Na sexta-feira (26), o país tomou conhecimento de um ofício enviado pela Petrobras ao Ministério de Minas e Energia (MME) e à Agência Nacional do Petróleo, Gás Natural e Biocombustíveis (ANP) alertando sobre o risco de desabastecimento de diesel no segundo semestre.
No governo, a reação foi apontar uma espécie de chantagem da estatal, após a decisão do conselho de administração que contrariou a intenção de fazer uma troca rápida no comando da estatal. A coluna consultou fontes do setor e colheu preocupações genuínas com o fornecimento desse combustível.
No ofício assinado pelo ainda presidente, José Mauro Coelho, a estatal alerta que "diante do cenário de escassez global de diesel e do cronograma de paradas programadas das refinarias —apesar dos melhores esforços da companhia, a Petrobras entende que há elevado risco de desabastecimento de diesel no mercado brasileiro no segundo semestre de 2022. Adicionalmente, há também grandes incertezas quanto aos níveis das cotações internacionais do produto nessa conjuntura de escassez".
Conforme Décio Oddone, ex-diretor-geral da ANP, como a guerra na Ucrânia não deve ter desfecho rápido, se as sanções relacionadas a óleo e gás russos forem implementadas, sobe o risco de desabastecimento. Além disso, lembra que a retomada do consumo na China pelo fim dos lockdowns aumenta o consumo e "pode causar um desequilíbrio na relação oferta-demanda".
Oddone alerta para o risco desde o início do mês, bem antes da advertência da Petrobras. Lembra que a Rússia responde por um quarto de todas as exportações globais de diesel e que esse mercado está passando por um "momento raro", com pressões de preço:
— Uma refinaria compra petróleo e vende o conjunto dos derivados por um preço médio por barril. A diferença é a margem de refino.
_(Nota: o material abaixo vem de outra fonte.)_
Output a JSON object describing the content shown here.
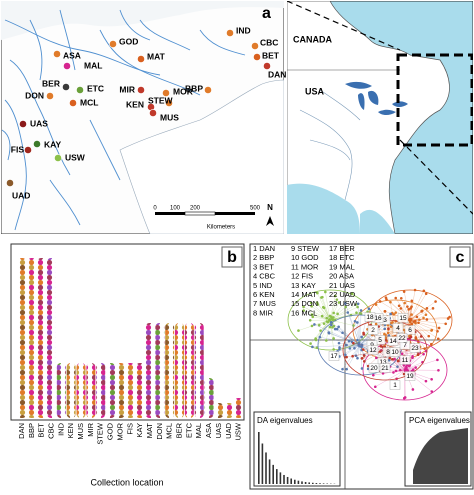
{
  "panel_a": {
    "letter": "a",
    "sites": [
      {
        "name": "IND",
        "color": "#e07b2a"
      },
      {
        "name": "CBC",
        "color": "#e07b2a"
      },
      {
        "name": "BET",
        "color": "#d9601f"
      },
      {
        "name": "DAN",
        "color": "#c0392b"
      },
      {
        "name": "BBP",
        "color": "#e07b2a"
      },
      {
        "name": "GOD",
        "color": "#e07b2a"
      },
      {
        "name": "MAT",
        "color": "#d9601f"
      },
      {
        "name": "ASA",
        "color": "#e07b2a"
      },
      {
        "name": "MAL",
        "color": "#d6248f"
      },
      {
        "name": "BER",
        "color": "#3a3a3a"
      },
      {
        "name": "DON",
        "color": "#e07b2a"
      },
      {
        "name": "ETC",
        "color": "#6aa03a"
      },
      {
        "name": "MIR",
        "color": "#c0392b"
      },
      {
        "name": "MOR",
        "color": "#e07b2a"
      },
      {
        "name": "KEN",
        "color": "#c0392b"
      },
      {
        "name": "STEW",
        "color": "#e07b2a"
      },
      {
        "name": "MUS",
        "color": "#c0392b"
      },
      {
        "name": "MCL",
        "color": "#d9601f"
      },
      {
        "name": "UAS",
        "color": "#8b1a1a"
      },
      {
        "name": "FIS",
        "color": "#a0281e"
      },
      {
        "name": "KAY",
        "color": "#3d7a2a"
      },
      {
        "name": "USW",
        "color": "#8cc04a"
      },
      {
        "name": "UAD",
        "color": "#8b5a2b"
      }
    ],
    "scale_ticks": [
      "0",
      "100",
      "200",
      "500"
    ],
    "scale_unit": "Kilometers",
    "north": "N"
  },
  "inset": {
    "labels": [
      "CANADA",
      "USA"
    ]
  },
  "panel_b": {
    "letter": "b",
    "x_label": "Collection location",
    "categories": [
      "DAN",
      "BBP",
      "BET",
      "CBC",
      "IND",
      "KEN",
      "MUS",
      "MIR",
      "STEW",
      "GOD",
      "MOR",
      "FIS",
      "KAY",
      "MAT",
      "DON",
      "MCL",
      "BER",
      "ETC",
      "MAL",
      "ASA",
      "UAS",
      "UAD",
      "USW"
    ],
    "values": [
      32,
      32,
      32,
      32,
      11,
      11,
      11,
      11,
      11,
      11,
      11,
      11,
      11,
      19,
      19,
      19,
      19,
      19,
      19,
      8,
      3,
      3,
      4
    ]
  },
  "panel_c": {
    "letter": "c",
    "legend": [
      "1 DAN",
      "2 BBP",
      "3 BET",
      "4 CBC",
      "5 IND",
      "6 KEN",
      "7 MUS",
      "8 MIR",
      "9 STEW",
      "10 GOD",
      "11 MOR",
      "12 FIS",
      "13 KAY",
      "14 MAT",
      "15 DON",
      "16 MCL",
      "17 BER",
      "18 ETC",
      "19 MAL",
      "20 ASA",
      "21 UAS",
      "22 UAD",
      "23 USW"
    ],
    "cluster_labels": [
      "1",
      "2",
      "3",
      "4",
      "5",
      "6",
      "7",
      "8",
      "9",
      "10",
      "11",
      "12",
      "13",
      "14",
      "15",
      "16",
      "17",
      "18",
      "19",
      "20",
      "21",
      "22",
      "23"
    ],
    "da_label": "DA eigenvalues",
    "pca_label": "PCA eigenvalues"
  }
}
A média histórica é de cerca de US$ 10. Nos momentos de alta, chegou a US$ 20. Nunca havia passado de US$ 30. Agora, está em US$ 60. Ou seja, com o petróleo a US$ 115, o consumidor paga, na média, US$ 115+ US$ 60, ou seja, cerca de US$ 175.
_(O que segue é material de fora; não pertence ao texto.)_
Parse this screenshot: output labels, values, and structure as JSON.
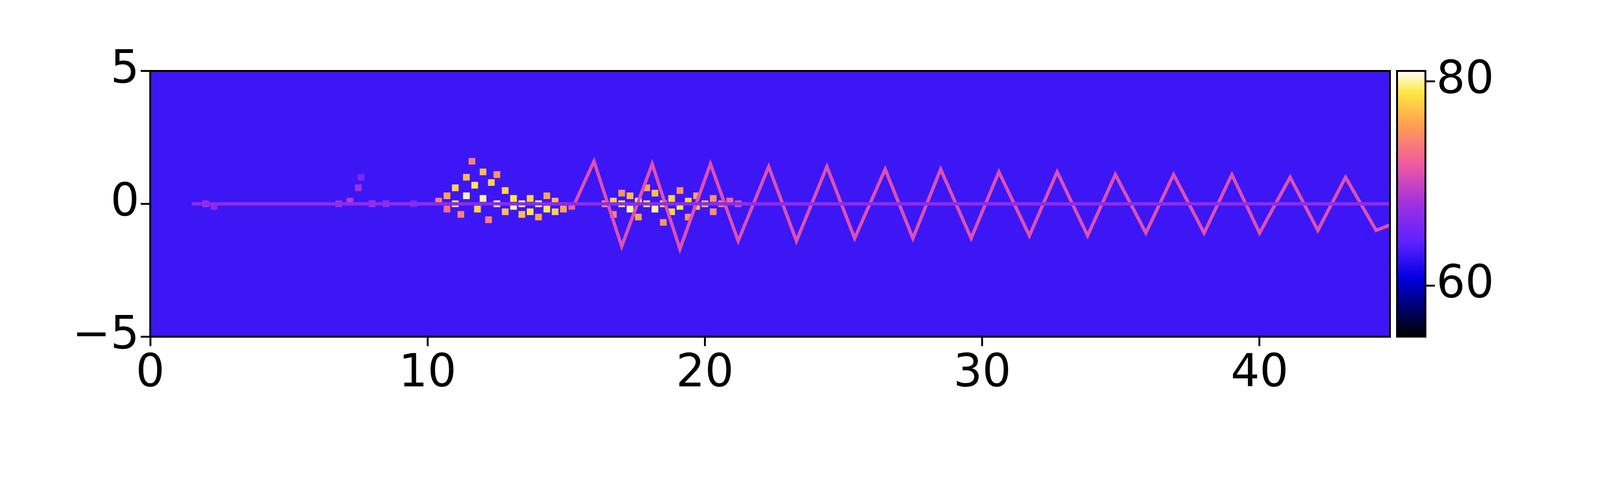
{
  "chart_data": {
    "type": "heatmap",
    "xlim": [
      0,
      44.7
    ],
    "ylim": [
      -5,
      5
    ],
    "xticks": [
      0,
      10,
      20,
      30,
      40
    ],
    "yticks": [
      {
        "value": -5,
        "label": "−5"
      },
      0,
      5
    ],
    "grid": false,
    "background": 63,
    "ridges": [
      {
        "value": 67,
        "x": [
          1.5,
          44.7
        ],
        "y": [
          0,
          0
        ]
      },
      {
        "value": 71,
        "x": [
          15.3,
          16.0,
          17.0,
          18.1,
          19.1,
          20.2,
          21.2,
          22.3,
          23.3,
          24.4,
          25.4,
          26.5,
          27.5,
          28.5,
          29.6,
          30.6,
          31.7,
          32.7,
          33.8,
          34.8,
          35.9,
          36.9,
          38.0,
          39.0,
          40.0,
          41.1,
          42.1,
          43.1,
          44.2,
          44.7
        ],
        "y": [
          0,
          1.6,
          -1.6,
          1.5,
          -1.7,
          1.5,
          -1.4,
          1.4,
          -1.4,
          1.4,
          -1.3,
          1.3,
          -1.3,
          1.3,
          -1.3,
          1.2,
          -1.2,
          1.2,
          -1.2,
          1.1,
          -1.1,
          1.1,
          -1.1,
          1.1,
          -1.1,
          1.0,
          -1.0,
          1.0,
          -1.0,
          -0.8
        ]
      }
    ],
    "cells": [
      [
        2.0,
        0,
        68
      ],
      [
        2.3,
        -0.1,
        67
      ],
      [
        6.8,
        0,
        68
      ],
      [
        7.2,
        0.1,
        69
      ],
      [
        7.5,
        0.6,
        68
      ],
      [
        7.6,
        1.0,
        66
      ],
      [
        8.0,
        0,
        68
      ],
      [
        8.5,
        0,
        67
      ],
      [
        9.5,
        0,
        66
      ],
      [
        10.4,
        0.1,
        74
      ],
      [
        10.7,
        0.3,
        76
      ],
      [
        10.7,
        -0.2,
        73
      ],
      [
        11.0,
        0.6,
        78
      ],
      [
        11.0,
        0.0,
        79
      ],
      [
        11.2,
        -0.4,
        74
      ],
      [
        11.4,
        1.0,
        77
      ],
      [
        11.4,
        0.3,
        80
      ],
      [
        11.6,
        1.6,
        74
      ],
      [
        11.7,
        0.7,
        79
      ],
      [
        11.8,
        -0.2,
        78
      ],
      [
        12.0,
        1.2,
        77
      ],
      [
        12.0,
        0.2,
        80
      ],
      [
        12.2,
        -0.6,
        74
      ],
      [
        12.3,
        0.8,
        78
      ],
      [
        12.5,
        1.1,
        75
      ],
      [
        12.5,
        0.0,
        80
      ],
      [
        12.8,
        0.5,
        78
      ],
      [
        12.8,
        -0.3,
        77
      ],
      [
        13.1,
        0.2,
        79
      ],
      [
        13.1,
        -0.1,
        80
      ],
      [
        13.4,
        0.0,
        80
      ],
      [
        13.4,
        -0.4,
        77
      ],
      [
        13.7,
        0.2,
        78
      ],
      [
        13.7,
        -0.3,
        79
      ],
      [
        14.0,
        0.0,
        80
      ],
      [
        14.0,
        -0.5,
        76
      ],
      [
        14.3,
        -0.2,
        79
      ],
      [
        14.3,
        0.3,
        76
      ],
      [
        14.6,
        -0.3,
        78
      ],
      [
        14.6,
        0.1,
        77
      ],
      [
        14.9,
        -0.2,
        76
      ],
      [
        15.2,
        -0.1,
        72
      ],
      [
        16.4,
        0.0,
        75
      ],
      [
        16.7,
        0.1,
        78
      ],
      [
        16.7,
        -0.4,
        74
      ],
      [
        17.0,
        0.0,
        79
      ],
      [
        17.0,
        0.4,
        75
      ],
      [
        17.3,
        -0.2,
        80
      ],
      [
        17.3,
        0.3,
        77
      ],
      [
        17.6,
        0.1,
        80
      ],
      [
        17.6,
        -0.5,
        76
      ],
      [
        17.9,
        0.0,
        79
      ],
      [
        17.9,
        0.6,
        76
      ],
      [
        18.2,
        -0.2,
        80
      ],
      [
        18.2,
        0.4,
        77
      ],
      [
        18.5,
        0.0,
        79
      ],
      [
        18.5,
        -0.7,
        75
      ],
      [
        18.8,
        0.2,
        78
      ],
      [
        18.8,
        -0.3,
        78
      ],
      [
        19.1,
        -0.1,
        79
      ],
      [
        19.1,
        0.5,
        75
      ],
      [
        19.4,
        0.1,
        78
      ],
      [
        19.4,
        -0.5,
        75
      ],
      [
        19.7,
        -0.1,
        77
      ],
      [
        19.7,
        0.3,
        76
      ],
      [
        20.0,
        0.0,
        77
      ],
      [
        20.3,
        0.2,
        75
      ],
      [
        20.3,
        -0.3,
        75
      ],
      [
        20.6,
        0.0,
        74
      ],
      [
        20.9,
        0.1,
        73
      ],
      [
        21.2,
        0.0,
        71
      ]
    ],
    "colorbar": {
      "range": [
        55,
        81
      ],
      "ticks": [
        60,
        80
      ]
    }
  }
}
Lembra, ainda, que este final semana, seguido do feriado do Memorial Day nos Estados Unidos na segunda-feira (30), marca o início das férias escolares, a chamada driving season (temporada de dirigir), quando aumenta o consumo de gasolina por americanos:
— Se houver desequilíbrio, como o mercado de refino está apertado podem surgir problemas no suprimento de diesel na Europa e no mundo. Se aqui os preços não estiverem alinhados, ficará mais difícil trazer produto.
João Carlos Dal'Aqua, presidente do sindicato que representa os postos de combustíveis no Estado (Sulpetro), vê risco ainda mais imediato:
— Tem possibilidade de falta de S10 (diesel com menor teor de enxofre) em junho. A Refap cortou 15%, e as importadoras dizem que há até R$ 0,50 de defasagem. Não acreditamos em desabastecimento generalizado, mas novamente poderá ser seletivo, prejudicando especialmente aqueles que adquirem no mercado spot, sem contratos.
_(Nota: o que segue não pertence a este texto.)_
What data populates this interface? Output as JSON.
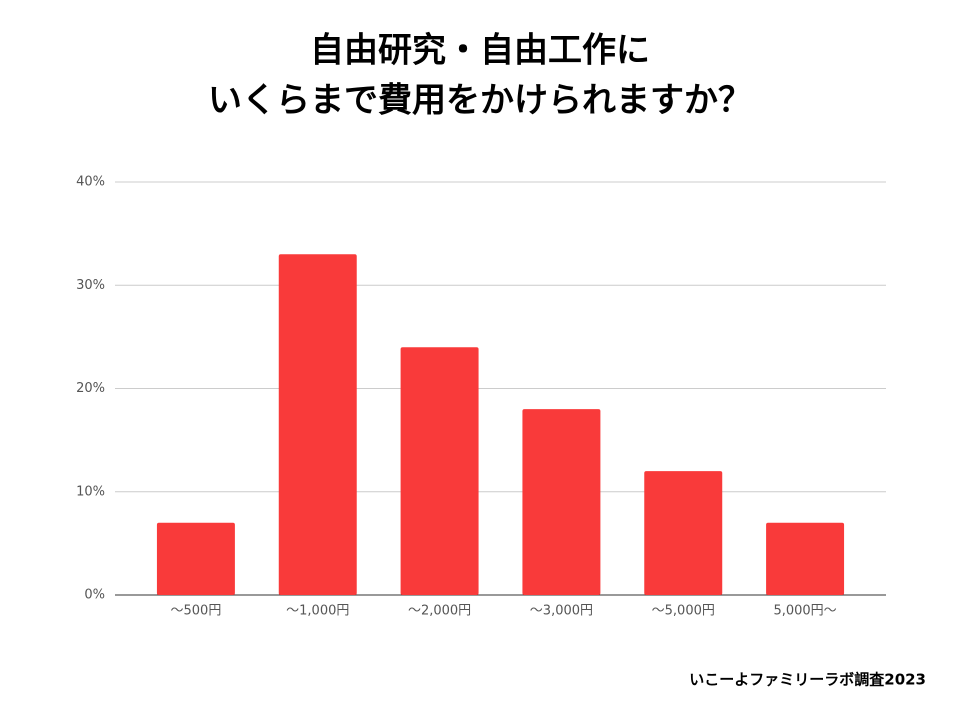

Oddone detalha que a questão da redução do enxofre, apontado como um dos responsáveis pela chuva ácida, virou outro ponto de estrangulamento:
— Para baixar o teor de enxofre, se usa gás natural. A partir do (CH4) se produz o hidrogênio (H2) usado nas unidades de hidrotratamento nas refinarias para tirar o enxofre do diesel. Quando o gás ficou muito caro na Europa, elevou esse custo ainda mais.
Em nota, o MME afirmou que, pelos dados mais recentes, "os estoques de óleo diesel S10 representam 38 dias de importação. Em outras palavras, se as importações desse combustível fossem cessadas hoje, os estoques, em conjunto com a produção nacional, seriam suficientes para suprir o país por 38 dias". Para lembrar, o Brasil depende bem mais da importação de diesel do que de gasolina. Se a intenção era tranquilizar, não parece ter sido muito efetiva.
A política de preços da Petrobras
Para reajustar o preço nas refinarias, a Petrobras adota um cálculo chamado Paridade de Preços de Importação (PPI), adotado em 2016, no governo Temer. A intenção é evitar que a estatal acumule prejuízo com por não repassar aumentos de produtos que compra do Exterior, tanto petróleo cru quanto derivados, como a gasolina. A fórmula inclui quatro elementos: variação internacional do barril do petróleo — com base no tipo brent, que tem preço definido na bolsa de Londres —, cotação do dólar em reais, custos de transporte e uma margem definida pela companhia, que funciona como um seguro contra perdas.